This webinar, the second of the “Women in Single Cell” series, will discuss the use of single-cell technologies to investigate clonal architecture and genotype/immunophenotype relationships in myeloid malignancies.
Acute myeloid leukemia (AML) derives from genetic and epigenetic events that lead to abnormal clonal expansion and evolution of hematopoietic stem/progenitor cells (HSPCs). Bulk genomic sequencing studies in AML patients suggest that stepwise acquisition of somatic mutations is critical in driving AML development, progression, and maintenance. However, bulk sequencing is unable to delineate co-occurring mutations at a clonal level or clearly elucidate mutation order.
Dr. Linde A. Miles will discuss her recent publication in Nature in which she and colleagues performed single-cell DNA sequencing on samples from patients with myeloid malignancies, including AML patients. They used a custom panel spanning the 31 most frequently mutated AML genes with the Mission Bio Tapestri single-cell sequencing platform. The team identified gene-specific patterns within the dominant clones and uncovered synergistic co-mutations in AML capable of promoting clonal dominance and expansion. They also combined single-cell mutational analysis with cell surface protein expression to map clonal architecture and genotype/immunophenotype relationships.
Dr. Miles will also discuss newer studies using single-cell multi-omics that focus on the correlations between co-occurring mutations and immunophenotype. Findings from these studies provide a better understanding of clonal evolution in leukemic transformation and progression.

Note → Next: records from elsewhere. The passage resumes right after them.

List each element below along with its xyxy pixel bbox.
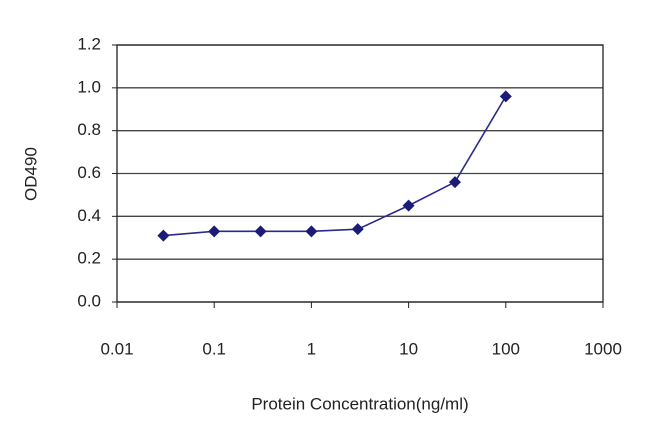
x-tick-label: 100 xyxy=(492,339,520,358)
data-point xyxy=(448,176,461,189)
data-point xyxy=(254,225,267,238)
x-axis-title: Protein Concentration(ng/ml) xyxy=(251,394,468,413)
x-tick-label: 0.1 xyxy=(202,339,226,358)
data-line xyxy=(163,95,507,237)
data-point xyxy=(499,90,512,103)
plot-border xyxy=(116,44,604,303)
data-point xyxy=(157,229,170,242)
x-tick-label: 0.01 xyxy=(100,339,133,358)
y-tick-label: 0.4 xyxy=(77,206,101,225)
data-point xyxy=(351,223,364,236)
data-point xyxy=(208,225,221,238)
data-point xyxy=(305,225,318,238)
y-tick-label: 0.8 xyxy=(77,120,101,139)
y-tick-label: 0.2 xyxy=(77,249,101,268)
y-axis-title: OD490 xyxy=(21,147,40,201)
x-tick-label: 1 xyxy=(307,339,316,358)
y-tick-label: 0.0 xyxy=(77,291,101,310)
x-tick-label: 10 xyxy=(399,339,418,358)
data-point xyxy=(402,199,415,212)
y-tick-label: 0.6 xyxy=(77,163,101,182)
y-tick-label: 1.0 xyxy=(77,77,101,96)
y-tick-label: 1.2 xyxy=(77,34,101,53)
x-tick-label: 1000 xyxy=(584,339,622,358)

Dr. Linde Miles graduated from Pennsylvania State University in 2009 and received her Ph.D. in Pharmacology & Molecular Sciences from Johns Hopkins University School of Medicine in 2016. Dr. Miles is currently a Marie-Josée Kravis Women in Science Endeavour (WiSE) postdoctoral fellow at Memorial Sloan Kettering Cancer Center in the lab of Dr. Ross Levine. Her research focuses on clonal evolution in AML and the impact of mutation order in leukemogenesis.